Frau Susanne Reng vom Jungen Theater Augsburg stellte den Beitrag des Jungen Theaters Augsburgs vor und betonte, dass auch das Theater Kindern und Jugendlichen Möglichkeiten bieten kann, um sich mit „Gegenwart, Zukunft und Vergangenheit ihrer Stadt“ auseinanderzusetzen. Sie übergab dann das Wort an Frau Muriel Spierer-Herz, die extra zur Veranstaltung aus Frankreich angereist war und einen sehr persönlichen Rückblick auf die Geschichte ihrer Familie bot.

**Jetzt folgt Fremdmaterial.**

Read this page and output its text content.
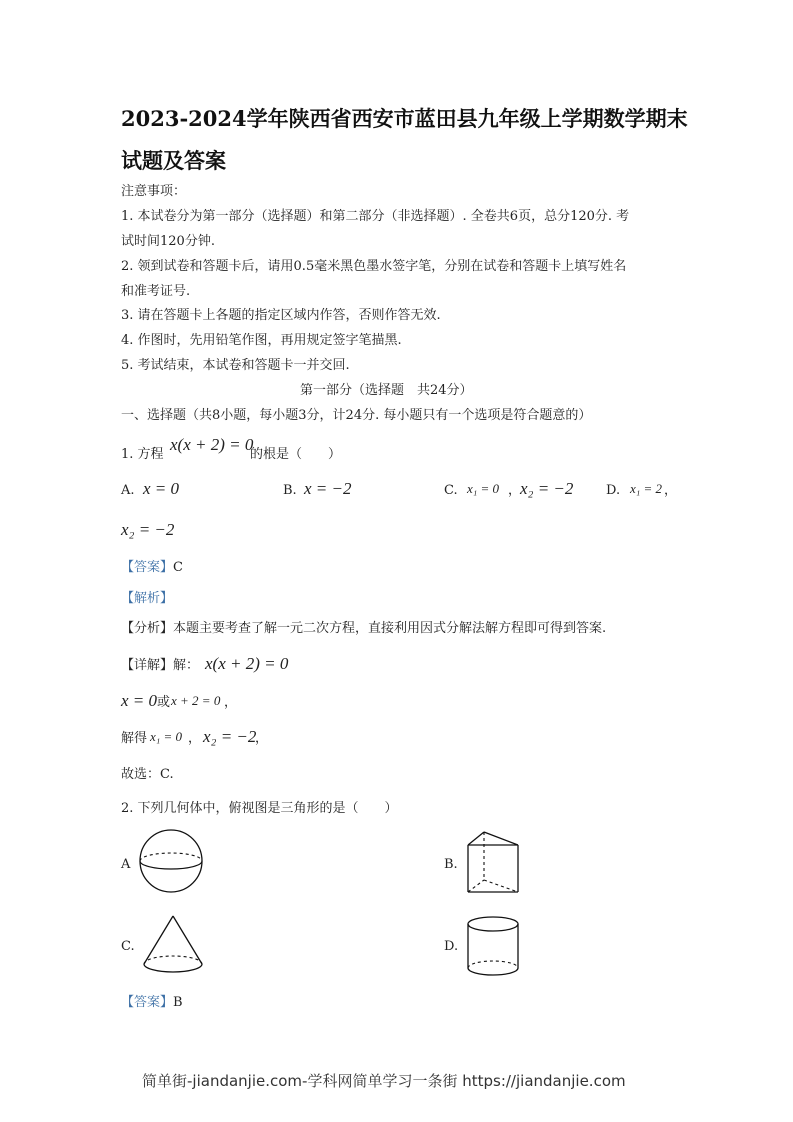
2023-2024学年陕西省西安市蓝田县九年级上学期数学期末
试题及答案
注意事项：
1. 本试卷分为第一部分（选择题）和第二部分（非选择题）. 全卷共6页，总分120分. 考
试时间120分钟.
2. 领到试卷和答题卡后，请用0.5毫米黑色墨水签字笔，分别在试卷和答题卡上填写姓名
和准考证号.
3. 请在答题卡上各题的指定区域内作答，否则作答无效.
4. 作图时，先用铅笔作图，再用规定签字笔描黑.
5. 考试结束，本试卷和答题卡一并交回.
第一部分（选择题　共24分）
一、选择题（共8小题，每小题3分，计24分. 每小题只有一个选项是符合题意的）
1. 方程
x(x + 2) = 0
的根是（　　）
A. x = 0	B. x = −2	C. x₁ = 0 ，
x₂ = −2	D. x₁ = 2 ，
x₂ = −2
【答案】 C
【解析】
【分析】 本题主要考查了解一元二次方程，直接利用因式分解法解方程即可得到答案.
【详解】 解： x(x + 2) = 0
x = 0 或 x + 2 = 0 ，
解得 x₁ = 0 ， x₂ = −2
，
故选：C.
2. 下列几何体中，俯视图是三角形的是（　　）
A	B.
C.	D.
【答案】 B
简单街-jiandanjie.com-学科网简单学习一条街 https://jiandanjie.com
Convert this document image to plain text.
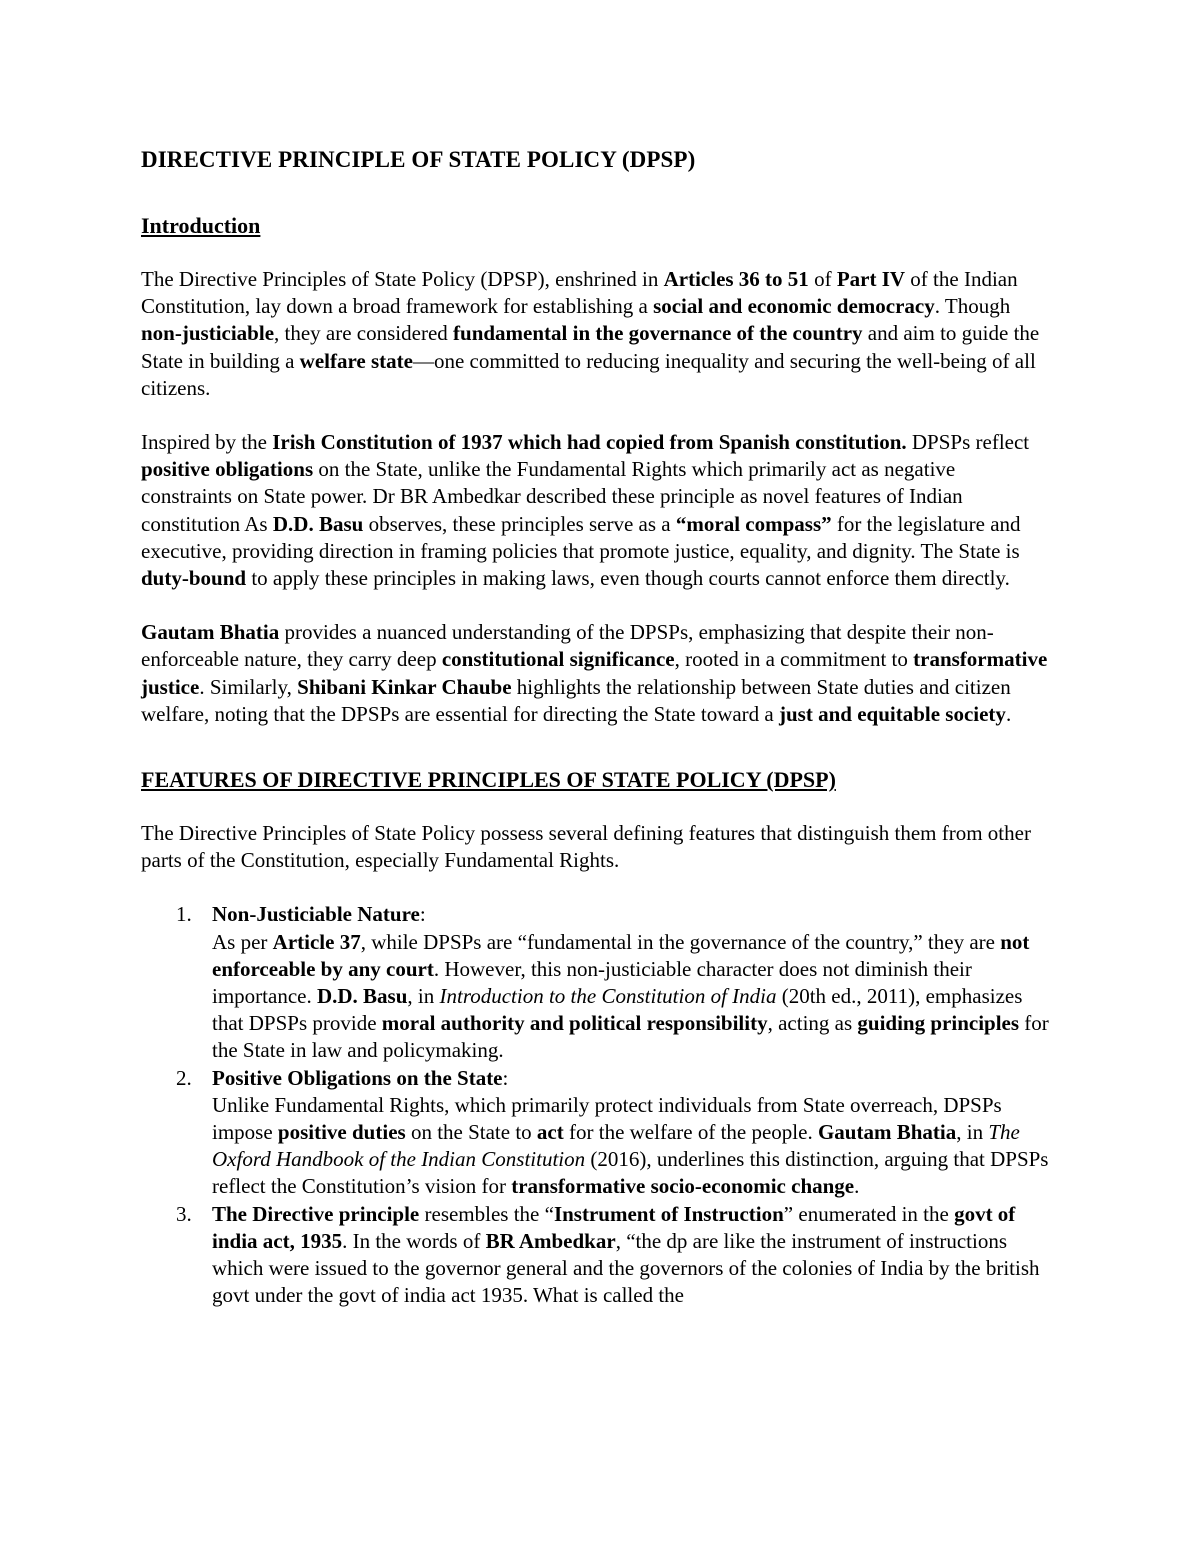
DIRECTIVE PRINCIPLE OF STATE POLICY (DPSP)
Introduction

The Directive Principles of State Policy (DPSP), enshrined in Articles 36 to 51 of Part IV of the Indian Constitution, lay down a broad framework for establishing a social and economic democracy. Though non-justiciable, they are considered fundamental in the governance of the country and aim to guide the State in building a welfare state—one committed to reducing inequality and securing the well-being of all citizens.

Inspired by the Irish Constitution of 1937 which had copied from Spanish constitution. DPSPs reflect positive obligations on the State, unlike the Fundamental Rights which primarily act as negative constraints on State power. Dr BR Ambedkar described these principle as novel features of Indian constitution As D.D. Basu observes, these principles serve as a “moral compass” for the legislature and executive, providing direction in framing policies that promote justice, equality, and dignity. The State is duty-bound to apply these principles in making laws, even though courts cannot enforce them directly.

Gautam Bhatia provides a nuanced understanding of the DPSPs, emphasizing that despite their non-enforceable nature, they carry deep constitutional significance, rooted in a commitment to transformative justice. Similarly, Shibani Kinkar Chaube highlights the relationship between State duties and citizen welfare, noting that the DPSPs are essential for directing the State toward a just and equitable society.

FEATURES OF DIRECTIVE PRINCIPLES OF STATE POLICY (DPSP)

The Directive Principles of State Policy possess several defining features that distinguish them from other parts of the Constitution, especially Fundamental Rights.

1. Non-Justiciable Nature:
As per Article 37, while DPSPs are “fundamental in the governance of the country,” they are not enforceable by any court. However, this non-justiciable character does not diminish their importance. D.D. Basu, in Introduction to the Constitution of India (20th ed., 2011), emphasizes that DPSPs provide moral authority and political responsibility, acting as guiding principles for the State in law and policymaking.
2. Positive Obligations on the State:
Unlike Fundamental Rights, which primarily protect individuals from State overreach, DPSPs impose positive duties on the State to act for the welfare of the people. Gautam Bhatia, in The Oxford Handbook of the Indian Constitution (2016), underlines this distinction, arguing that DPSPs reflect the Constitution’s vision for transformative socio-economic change.
3. The Directive principle resembles the “Instrument of Instruction” enumerated in the govt of india act, 1935. In the words of BR Ambedkar, “the dp are like the instrument of instructions which were issued to the governor general and the governors of the colonies of India by the british govt under the govt of india act 1935. What is called the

Mithilfe der von ihr herausgegebenen Autobiografie ihres Vaters Herbert Herz und vielen Familienfotos entstand das Bild eines Familienlebens voller Freude, das jäh von der nationalsozialistischen Verfolgung in ein Bild der Zerrissenheit und Angst verwandelt wurde. Verstärkt wurde dieser Eindruck im Anschluss durch die vom Schauspieler Sebastian Baumgart vorgenommene Lesung der letzten Postkarten von Emanuel Herz an seine Mutter, die er im Laufe seiner Deportation noch schreiben konnte. Schwankend zwischen Hoffnung und Resignation zeigte er sich hier als ein Mensch, mit dem die Gäste der Veranstaltung spürbar auch noch nach Jahrzehnten mitlitten. Der Abschluss der Veranstaltung war schließlich der Gang zum Erinnerungsband auf dem Schulgelände und ein Gebet, das durch Mitglieder der israelitischen Kultusgemeinde durchgeführt wurde.
Umrahmt wurde die Veranstaltung von Schülerinnen und Schülern des Musik-Ensembles des Jakob-Fugger-Gymnasiums, die mit thematisch passenden Werken zum würdigen Rahmen der Veranstaltung beitrugen. Zusammenfassend wurde mit der Veranstaltung und den langfristigen Vorarbeiten der Erinnerungskultur der Stadt Augsburg ein weiterer Baustein hinzugefügt, die ein Vergessen der schrecklichen Taten des Nationalsozialismus verhindern soll.